In: Economics
Provide an example of government policy that acts as an automatic stabilizer. For the goal of stabilization policy, what advantage does automatic stabilization have over discretionary changes in government spending?
Automatic stabilizers are countercyclical fiscal policies that operate automatically and reduce the impact of business cycles. One such automatic stabilizer is unemployment benefits. Suppose the economy enters into a recession. As a result, a lot of workers become unemployed and face income loss. In the case of no stabilizers, this will lead to a late negative demand shock and worsen the recession But due to increased unemployment, the unemployed are now eligible for unemployment benefits. The government pays and them it gives worker some income to maintain their consumption. This tames down the effects of the recession and helps the economy to get back to normal.

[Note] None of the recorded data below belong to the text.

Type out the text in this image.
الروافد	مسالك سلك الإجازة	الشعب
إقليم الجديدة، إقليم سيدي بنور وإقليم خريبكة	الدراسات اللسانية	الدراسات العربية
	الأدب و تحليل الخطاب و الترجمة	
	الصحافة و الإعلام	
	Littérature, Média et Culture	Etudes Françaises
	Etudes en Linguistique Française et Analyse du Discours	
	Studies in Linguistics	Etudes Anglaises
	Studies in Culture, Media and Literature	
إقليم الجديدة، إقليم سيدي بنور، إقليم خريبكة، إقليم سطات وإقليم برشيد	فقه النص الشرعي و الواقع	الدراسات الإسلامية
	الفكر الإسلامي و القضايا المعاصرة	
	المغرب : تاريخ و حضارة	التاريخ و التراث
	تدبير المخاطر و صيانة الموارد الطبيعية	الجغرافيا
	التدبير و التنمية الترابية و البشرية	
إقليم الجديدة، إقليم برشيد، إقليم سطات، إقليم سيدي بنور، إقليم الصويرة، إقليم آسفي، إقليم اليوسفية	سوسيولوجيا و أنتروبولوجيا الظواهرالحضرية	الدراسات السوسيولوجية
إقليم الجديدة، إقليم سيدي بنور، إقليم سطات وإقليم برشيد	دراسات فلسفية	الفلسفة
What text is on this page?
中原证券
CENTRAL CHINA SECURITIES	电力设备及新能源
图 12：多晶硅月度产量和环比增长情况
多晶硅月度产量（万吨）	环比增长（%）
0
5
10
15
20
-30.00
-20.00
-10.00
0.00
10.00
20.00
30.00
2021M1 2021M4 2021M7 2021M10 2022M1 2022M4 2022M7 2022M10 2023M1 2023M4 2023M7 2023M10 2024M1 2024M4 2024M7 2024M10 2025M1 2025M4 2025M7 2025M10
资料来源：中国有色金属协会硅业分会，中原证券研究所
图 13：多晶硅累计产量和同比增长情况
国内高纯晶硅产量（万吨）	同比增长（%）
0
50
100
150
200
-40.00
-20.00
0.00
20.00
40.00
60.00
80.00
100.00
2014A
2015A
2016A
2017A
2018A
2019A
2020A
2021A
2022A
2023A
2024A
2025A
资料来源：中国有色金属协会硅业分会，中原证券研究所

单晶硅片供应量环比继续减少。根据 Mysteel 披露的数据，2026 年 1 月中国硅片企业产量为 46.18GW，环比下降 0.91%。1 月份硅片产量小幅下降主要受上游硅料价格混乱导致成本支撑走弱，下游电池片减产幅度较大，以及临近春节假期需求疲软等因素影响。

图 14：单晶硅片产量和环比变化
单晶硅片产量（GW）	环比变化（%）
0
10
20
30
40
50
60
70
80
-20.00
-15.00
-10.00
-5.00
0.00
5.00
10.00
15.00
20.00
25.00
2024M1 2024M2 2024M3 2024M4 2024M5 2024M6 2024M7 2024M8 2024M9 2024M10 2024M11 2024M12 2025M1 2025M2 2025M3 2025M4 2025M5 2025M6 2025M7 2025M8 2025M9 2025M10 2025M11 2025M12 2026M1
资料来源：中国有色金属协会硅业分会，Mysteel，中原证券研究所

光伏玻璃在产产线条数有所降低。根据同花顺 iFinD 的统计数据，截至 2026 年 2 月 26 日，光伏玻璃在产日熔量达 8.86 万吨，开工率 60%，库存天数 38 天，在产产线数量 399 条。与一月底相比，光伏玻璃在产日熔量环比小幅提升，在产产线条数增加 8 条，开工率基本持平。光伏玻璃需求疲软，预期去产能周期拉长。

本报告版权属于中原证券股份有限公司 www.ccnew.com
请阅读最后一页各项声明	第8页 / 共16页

The advantages of automatic stabilizers over discretionary fiscal policy are 1) automatic stabilizers are not subject to the time lags as discretionary fiscal policy and can be effected immediately 2) automatic stabilizers are capable of being easily fine-tuned to shift the economy to full employment. 3) ease of implementing automatic stabilizers as only the President is involved in implementing them, instead of both the President and Congress in fiscal policy. 4) Ricardian equivalence can be applied much easily to automatic stabilizers than to discretionary fiscal policy.